Autre point faible des industries créatives: 20% d’entre-elles sont gérées par des indépendants qui ne peuvent pas bénéficier du chômage partiel. Ils ne sont pas non plus protégés par le statut d’artiste ou d’intermittent du spectacle qui offre un revenu minimum garanti.
Tania Brugnoni observe aussi que les femmes, souvent davantage mobilisées pour la garde des enfants en période de home schooling, ont été plus impactées.
Les conséquences de la pandémie se mesurent finalement d’un point de vue sectoriel. Il y a eu des perdants – l’industrie musicale, les arts du spectacle, la photographie – mais aussi des gagnants – les entreprises qui exercent dans les secteurs de la communication, la digitalisation ou le design.
Les leçons de la crise
Alors que l’étau de la crise se desserre, des réflexions se font jour pour en tirer les enseignements. La responsable du 1535° plaide pour une réévaluation du statut d’indépendant. «C’est extrêmement important pour le secteur culturel car il est fragile, directement exposé aux crises tout en devant prendre en charge à la fois la partie salariale et patronale» dit Tania Brugnoni. Que cela passe par le ministère de la Culture ou des Classes moyennes importe peu à ses yeux, «mais celui qui en a la responsabilité doit la porter complètement».
Le galeriste Alex Reding souhaite qu’on pérennise l’acquisition d’œuvres d’art luxembourgeoises auprès des galeries, en prenant pour exemple les Fonds d’acquisitions d’art contemporain qui existent en France, Allemagne ou Belgique. «Actuellement, le ministère de la Culture achète parce qu’il y a la crise.

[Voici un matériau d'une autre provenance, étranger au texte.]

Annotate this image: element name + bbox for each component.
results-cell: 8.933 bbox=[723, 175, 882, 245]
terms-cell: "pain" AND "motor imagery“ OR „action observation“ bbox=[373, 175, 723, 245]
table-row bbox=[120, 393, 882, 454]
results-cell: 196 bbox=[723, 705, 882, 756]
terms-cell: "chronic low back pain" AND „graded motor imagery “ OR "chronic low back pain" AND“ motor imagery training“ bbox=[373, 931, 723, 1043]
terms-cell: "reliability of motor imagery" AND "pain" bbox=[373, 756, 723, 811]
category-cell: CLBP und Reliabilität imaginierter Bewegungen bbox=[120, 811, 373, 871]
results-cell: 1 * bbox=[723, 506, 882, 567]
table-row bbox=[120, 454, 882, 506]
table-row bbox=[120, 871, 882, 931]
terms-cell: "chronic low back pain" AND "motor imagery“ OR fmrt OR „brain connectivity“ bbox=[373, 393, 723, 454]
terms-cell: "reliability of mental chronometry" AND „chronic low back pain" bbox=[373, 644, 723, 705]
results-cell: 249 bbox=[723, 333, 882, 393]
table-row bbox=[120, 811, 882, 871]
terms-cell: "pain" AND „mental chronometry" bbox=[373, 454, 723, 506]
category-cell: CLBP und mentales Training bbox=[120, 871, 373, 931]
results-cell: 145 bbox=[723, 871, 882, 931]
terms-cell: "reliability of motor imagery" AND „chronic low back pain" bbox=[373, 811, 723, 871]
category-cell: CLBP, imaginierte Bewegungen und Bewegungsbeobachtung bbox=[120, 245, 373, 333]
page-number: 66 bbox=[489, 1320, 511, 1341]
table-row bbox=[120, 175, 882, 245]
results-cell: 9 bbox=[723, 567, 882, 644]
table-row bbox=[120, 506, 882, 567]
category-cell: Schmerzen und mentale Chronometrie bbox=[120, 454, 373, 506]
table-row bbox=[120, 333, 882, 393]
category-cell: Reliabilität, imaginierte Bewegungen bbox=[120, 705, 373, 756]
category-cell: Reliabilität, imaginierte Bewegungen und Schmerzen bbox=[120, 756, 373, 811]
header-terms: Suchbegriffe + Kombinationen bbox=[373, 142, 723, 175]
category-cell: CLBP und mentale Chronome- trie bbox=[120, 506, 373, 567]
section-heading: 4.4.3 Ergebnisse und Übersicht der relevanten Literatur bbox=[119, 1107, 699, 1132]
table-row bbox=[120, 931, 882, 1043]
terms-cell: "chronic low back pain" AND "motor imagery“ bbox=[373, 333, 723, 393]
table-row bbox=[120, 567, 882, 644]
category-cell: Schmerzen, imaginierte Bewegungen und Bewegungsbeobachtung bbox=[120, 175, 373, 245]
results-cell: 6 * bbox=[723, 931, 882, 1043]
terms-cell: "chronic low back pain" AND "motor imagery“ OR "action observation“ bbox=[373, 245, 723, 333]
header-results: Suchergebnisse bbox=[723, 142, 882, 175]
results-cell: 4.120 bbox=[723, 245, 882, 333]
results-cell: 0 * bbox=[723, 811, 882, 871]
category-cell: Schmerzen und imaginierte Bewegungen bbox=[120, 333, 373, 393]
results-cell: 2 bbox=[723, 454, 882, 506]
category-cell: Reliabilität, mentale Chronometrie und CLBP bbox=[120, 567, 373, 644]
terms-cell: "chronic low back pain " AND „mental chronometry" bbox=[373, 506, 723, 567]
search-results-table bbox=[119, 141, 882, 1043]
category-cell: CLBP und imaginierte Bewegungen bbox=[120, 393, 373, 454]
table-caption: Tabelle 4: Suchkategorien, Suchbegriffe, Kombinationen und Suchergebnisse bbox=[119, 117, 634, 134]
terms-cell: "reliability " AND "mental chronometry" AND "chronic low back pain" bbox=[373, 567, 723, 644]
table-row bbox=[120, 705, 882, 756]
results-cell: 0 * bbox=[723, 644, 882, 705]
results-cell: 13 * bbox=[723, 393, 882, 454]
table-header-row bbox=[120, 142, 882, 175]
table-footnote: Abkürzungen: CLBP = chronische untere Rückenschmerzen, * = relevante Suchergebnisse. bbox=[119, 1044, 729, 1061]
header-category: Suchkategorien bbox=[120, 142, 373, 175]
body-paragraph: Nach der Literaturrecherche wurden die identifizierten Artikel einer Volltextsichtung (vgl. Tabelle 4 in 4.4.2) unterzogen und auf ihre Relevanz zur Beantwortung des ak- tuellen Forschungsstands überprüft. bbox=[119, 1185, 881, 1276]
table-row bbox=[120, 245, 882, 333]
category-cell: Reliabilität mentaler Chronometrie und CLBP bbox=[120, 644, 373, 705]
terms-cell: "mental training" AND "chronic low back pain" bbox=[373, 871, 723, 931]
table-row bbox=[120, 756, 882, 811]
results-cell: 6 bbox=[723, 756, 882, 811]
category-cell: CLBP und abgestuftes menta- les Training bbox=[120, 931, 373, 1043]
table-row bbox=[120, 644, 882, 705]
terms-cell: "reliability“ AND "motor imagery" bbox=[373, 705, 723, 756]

Mais il faudrait quelque chose de systémique pour que le biotope fonctionne. Cela ferait entrer davantage d’artistes nationaux dans les galeries du pays. Nous avons un vrai rôle à jouer pour soutenir leurs carrières», estime-t-il. D’après lui, seuls une quinzaine d’artistes visuels, sur la centaine d’actifs dans le pays, seraient représentés par une galerie au Luxembourg.
Pour de nombreux entrepreneurs culturels, la survie passe par une adaptation de leur stratégie. Den Atelier veut ainsi diversifier son offre (à travers la sous-traitance de la production d’événements, comme Esch 2022) ou encore développer des partenariats privé-public. «C’est plus facile d’affronter la tempête à plusieurs», dit Michel Welter. Des collaborations ont été mises sur pied avec le Trifolion d’Echternach (festivals Echterlive en juillet et E-Lake en août), le domaine thermal et la Commune de Mondorf (concert test en open air de la star Selah Sue le 24 juillet, avec 1500 spectateurs), ou encore la Coque et le Fonds Kirchberg (Festival Pond au parc du Kirchberg en septembre). Reste à espérer que la météo capricieuse ne viendra pas doucher l’enthousiasme du public, déjà refroidi par les contraintes sanitaires.